Последний разговор с Назымом (Тулякова-Хикмет) - страница 15

Тогда бесчисленные анекдоты множилось пропорционально государственному истреблению сатиры. Анекдотами люди отзывались на любые проявления лжи, глупости, демагогии, социальной несправедливости и административного головотяпства. Их рассказывали везде и всюду, но никто из нас почему-то не задумывался, откуда они берутся.

– Я спросил их, – продолжал ты, – а знают ли они, кто в Советском Союзе сочиняет анекдоты? Они очень серьезно отвечали: «Политические – Илья Эренбург, а про пшено – Зощенко!» Я их не стал разубеждать. Я очень за товарища Зощенко обрадовался. Какой замечательный у него народный авторитет, несмотря на весь позор, который здесь сделали! И я очень хочу, чтобы товарищ Зощенко знал об этой прекрасной любви советских людей.

Ты видел, как вместе с Никитой Хрущевым жиреет верхушка, расслаивается население СССР на «мы» и «они». К безликой кликухе «они» низы приговорили власть предержащих, тех, кто командует и анонимно повелевает нами. Говоря о «них», мы редко поминаем слова «партократия», «администрация», «чиновники». Коротко бросаем «они», и каждому все ясно – речь идет об отчужденных и опасных.

Как-то ты приехал из Союза писателей озадаченным: только что в разговоре с тобой один поэт почему-то все грехи нашей жизни приписывал козням какой-то Софьи Власьевны. Ты спросил, не знаю ли я, кем она работает и где. Я тебе со смехом объяснила, что «Софьей Власьевной» наша интеллигенция для конспирации нарекла советскую власть. Ты тоже смеялся, но как-то невесело.

Мне нравилось твое внимание, твое удивительно нежное отношение ко мне. Долго, очень долго я ничего не понимала. Я видела в тебе необыкновенно хорошего, умного, доброго человека, несмотря на болезнь и возраст, заразительно молодого, с обостренным чувством романтики. Твоя жизнь была освещена более обширной идеей, чем у официозных глашатаев моего времени. Ты говорил о моей стране с такой неслыханной искренностью, что я впервые стала задумываться о ее трагической судьбе и любить еще больше. Это было важно. Важно было и другое – тебе я поверила сразу. Но мне не приходило в голову, что твои чувства – любовь.

И вот однажды ты позвонил и попросил показать тебе старый французский фильм «Дети райка». Это было сложно, сложно по тем временам. Мы специально для тебя привезли эту картину из хранилища Госфильмофонда, и 3 ноября 1956 года ты приехал смотреть ее с Бабаевым и друзьями.

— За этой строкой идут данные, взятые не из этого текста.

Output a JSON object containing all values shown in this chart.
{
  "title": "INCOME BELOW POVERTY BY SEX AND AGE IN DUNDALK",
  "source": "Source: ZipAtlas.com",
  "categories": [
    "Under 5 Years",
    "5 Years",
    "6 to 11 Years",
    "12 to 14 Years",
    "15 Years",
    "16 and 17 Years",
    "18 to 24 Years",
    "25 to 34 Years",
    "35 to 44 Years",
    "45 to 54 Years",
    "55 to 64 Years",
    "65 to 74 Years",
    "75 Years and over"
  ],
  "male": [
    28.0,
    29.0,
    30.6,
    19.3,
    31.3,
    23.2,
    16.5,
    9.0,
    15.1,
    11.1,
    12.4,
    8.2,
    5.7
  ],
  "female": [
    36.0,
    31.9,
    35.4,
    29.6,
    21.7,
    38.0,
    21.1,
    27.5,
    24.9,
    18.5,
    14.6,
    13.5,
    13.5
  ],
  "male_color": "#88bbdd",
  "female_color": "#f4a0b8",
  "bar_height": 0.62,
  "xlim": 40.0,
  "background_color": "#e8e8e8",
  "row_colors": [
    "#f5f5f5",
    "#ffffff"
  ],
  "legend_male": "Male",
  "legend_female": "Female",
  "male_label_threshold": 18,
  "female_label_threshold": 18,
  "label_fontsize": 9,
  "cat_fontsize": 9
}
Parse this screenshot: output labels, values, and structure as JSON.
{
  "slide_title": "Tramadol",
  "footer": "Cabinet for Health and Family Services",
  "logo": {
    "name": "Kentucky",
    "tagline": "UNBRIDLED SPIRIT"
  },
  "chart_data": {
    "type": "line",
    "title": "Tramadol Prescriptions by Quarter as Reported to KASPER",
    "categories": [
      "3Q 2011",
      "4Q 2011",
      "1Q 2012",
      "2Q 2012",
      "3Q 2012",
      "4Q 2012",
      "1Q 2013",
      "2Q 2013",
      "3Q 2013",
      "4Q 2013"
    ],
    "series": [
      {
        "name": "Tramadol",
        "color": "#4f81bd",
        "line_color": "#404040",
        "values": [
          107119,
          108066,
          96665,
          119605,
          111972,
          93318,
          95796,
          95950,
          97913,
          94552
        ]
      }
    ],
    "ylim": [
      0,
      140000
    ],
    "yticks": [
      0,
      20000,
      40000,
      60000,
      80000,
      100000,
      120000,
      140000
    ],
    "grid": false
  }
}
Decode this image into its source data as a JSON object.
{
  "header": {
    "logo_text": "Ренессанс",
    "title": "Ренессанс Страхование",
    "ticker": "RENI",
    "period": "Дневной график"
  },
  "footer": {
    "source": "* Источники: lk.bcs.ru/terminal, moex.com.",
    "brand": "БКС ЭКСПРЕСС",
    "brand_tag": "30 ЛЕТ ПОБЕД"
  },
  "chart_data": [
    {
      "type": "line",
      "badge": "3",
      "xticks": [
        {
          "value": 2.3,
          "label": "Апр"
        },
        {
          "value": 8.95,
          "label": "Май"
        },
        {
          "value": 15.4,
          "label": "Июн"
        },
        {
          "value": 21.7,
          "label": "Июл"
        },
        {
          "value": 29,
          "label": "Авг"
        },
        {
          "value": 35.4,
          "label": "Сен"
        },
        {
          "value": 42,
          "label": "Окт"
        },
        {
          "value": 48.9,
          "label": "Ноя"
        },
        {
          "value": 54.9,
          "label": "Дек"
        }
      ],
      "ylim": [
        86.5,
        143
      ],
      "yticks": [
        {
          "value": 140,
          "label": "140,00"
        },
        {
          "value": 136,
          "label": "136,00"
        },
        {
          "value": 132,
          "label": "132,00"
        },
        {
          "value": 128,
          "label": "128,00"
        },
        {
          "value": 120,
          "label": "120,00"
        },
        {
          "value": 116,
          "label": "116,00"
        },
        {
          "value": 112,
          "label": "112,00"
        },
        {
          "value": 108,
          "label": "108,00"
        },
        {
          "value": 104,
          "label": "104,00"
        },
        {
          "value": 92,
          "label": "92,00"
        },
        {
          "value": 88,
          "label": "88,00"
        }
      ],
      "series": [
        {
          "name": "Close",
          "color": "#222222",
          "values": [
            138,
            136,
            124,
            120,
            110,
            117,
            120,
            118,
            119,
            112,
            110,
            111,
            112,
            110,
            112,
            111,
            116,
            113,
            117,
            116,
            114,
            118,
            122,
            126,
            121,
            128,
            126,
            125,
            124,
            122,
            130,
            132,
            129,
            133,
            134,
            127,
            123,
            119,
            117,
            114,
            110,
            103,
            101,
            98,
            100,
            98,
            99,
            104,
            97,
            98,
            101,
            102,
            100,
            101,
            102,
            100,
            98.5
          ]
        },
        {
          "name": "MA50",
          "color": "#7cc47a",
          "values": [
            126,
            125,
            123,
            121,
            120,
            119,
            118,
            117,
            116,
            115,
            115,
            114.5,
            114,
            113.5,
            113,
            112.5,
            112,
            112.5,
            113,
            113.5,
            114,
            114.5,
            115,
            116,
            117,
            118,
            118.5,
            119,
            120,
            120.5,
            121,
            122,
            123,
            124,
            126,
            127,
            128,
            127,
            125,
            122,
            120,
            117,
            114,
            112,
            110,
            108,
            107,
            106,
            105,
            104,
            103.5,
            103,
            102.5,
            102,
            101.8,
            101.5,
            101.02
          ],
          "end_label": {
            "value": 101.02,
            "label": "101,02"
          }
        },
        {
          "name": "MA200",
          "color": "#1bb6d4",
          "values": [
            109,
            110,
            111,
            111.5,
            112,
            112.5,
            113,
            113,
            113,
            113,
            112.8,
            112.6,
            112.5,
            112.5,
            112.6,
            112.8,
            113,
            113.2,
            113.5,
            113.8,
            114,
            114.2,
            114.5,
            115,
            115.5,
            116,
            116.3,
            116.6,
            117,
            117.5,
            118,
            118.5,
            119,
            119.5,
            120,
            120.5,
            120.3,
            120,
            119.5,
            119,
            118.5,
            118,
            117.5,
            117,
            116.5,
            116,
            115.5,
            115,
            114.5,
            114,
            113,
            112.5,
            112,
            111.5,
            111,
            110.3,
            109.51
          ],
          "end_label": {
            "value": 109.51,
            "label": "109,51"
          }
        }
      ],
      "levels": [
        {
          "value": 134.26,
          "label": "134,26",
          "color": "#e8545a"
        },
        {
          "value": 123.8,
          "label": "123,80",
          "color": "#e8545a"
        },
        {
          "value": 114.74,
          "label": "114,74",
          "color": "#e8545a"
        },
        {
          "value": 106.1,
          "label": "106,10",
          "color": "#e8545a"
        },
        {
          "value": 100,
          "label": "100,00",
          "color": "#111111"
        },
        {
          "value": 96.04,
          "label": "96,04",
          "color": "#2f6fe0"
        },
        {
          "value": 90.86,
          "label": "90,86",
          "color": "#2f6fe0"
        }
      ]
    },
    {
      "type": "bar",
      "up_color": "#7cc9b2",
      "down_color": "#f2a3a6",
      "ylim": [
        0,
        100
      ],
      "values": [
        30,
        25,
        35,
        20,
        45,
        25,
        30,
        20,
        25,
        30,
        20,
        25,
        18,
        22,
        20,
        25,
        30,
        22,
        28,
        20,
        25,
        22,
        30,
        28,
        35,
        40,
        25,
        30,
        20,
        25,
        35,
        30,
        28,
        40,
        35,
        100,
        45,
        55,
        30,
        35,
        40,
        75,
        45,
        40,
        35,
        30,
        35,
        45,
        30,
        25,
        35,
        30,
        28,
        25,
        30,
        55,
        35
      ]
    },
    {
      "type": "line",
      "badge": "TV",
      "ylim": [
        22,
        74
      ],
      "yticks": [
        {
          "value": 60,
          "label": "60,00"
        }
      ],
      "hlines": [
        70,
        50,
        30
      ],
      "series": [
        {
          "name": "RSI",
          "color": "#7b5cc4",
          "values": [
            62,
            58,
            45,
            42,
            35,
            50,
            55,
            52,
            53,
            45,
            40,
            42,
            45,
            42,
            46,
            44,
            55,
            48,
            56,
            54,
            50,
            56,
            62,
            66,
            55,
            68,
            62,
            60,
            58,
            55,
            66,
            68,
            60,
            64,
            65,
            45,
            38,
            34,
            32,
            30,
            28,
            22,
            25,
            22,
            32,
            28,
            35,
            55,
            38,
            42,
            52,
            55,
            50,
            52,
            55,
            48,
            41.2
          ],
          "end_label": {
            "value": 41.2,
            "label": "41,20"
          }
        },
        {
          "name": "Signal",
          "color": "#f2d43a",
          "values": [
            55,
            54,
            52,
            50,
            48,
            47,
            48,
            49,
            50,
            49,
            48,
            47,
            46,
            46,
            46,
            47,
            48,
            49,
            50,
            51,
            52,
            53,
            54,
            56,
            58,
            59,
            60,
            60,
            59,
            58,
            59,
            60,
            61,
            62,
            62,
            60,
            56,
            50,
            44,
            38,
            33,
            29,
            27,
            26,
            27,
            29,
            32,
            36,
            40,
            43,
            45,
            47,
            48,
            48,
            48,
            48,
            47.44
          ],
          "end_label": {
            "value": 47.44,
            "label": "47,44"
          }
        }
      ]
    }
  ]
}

Стояли ранние морозы, на студии еще не включили отопление, было холодно, и мы работали в пальто. В полупустом холодном зале мы все так и сидели, не раздеваясь, а грустный, трагический в своей неразделенной любви Арлекин – Луи Барро – удивлял нас совершенством и силой своих чувств. Ты был очень взволнован тогда. Ты попросил меня сесть рядом, и я заметила в тебе какое-то беспокойство. Мне показалось, что ты замерз, я принесла тебе из буфета стакан горячего чая. Ты выпил чай, но не выпускал стакана из рук. Ты не хотел, чтобы я отнесла его. Ты не хотел, чтобы я уходила. Кончалась первая серия. Фильм потряс меня.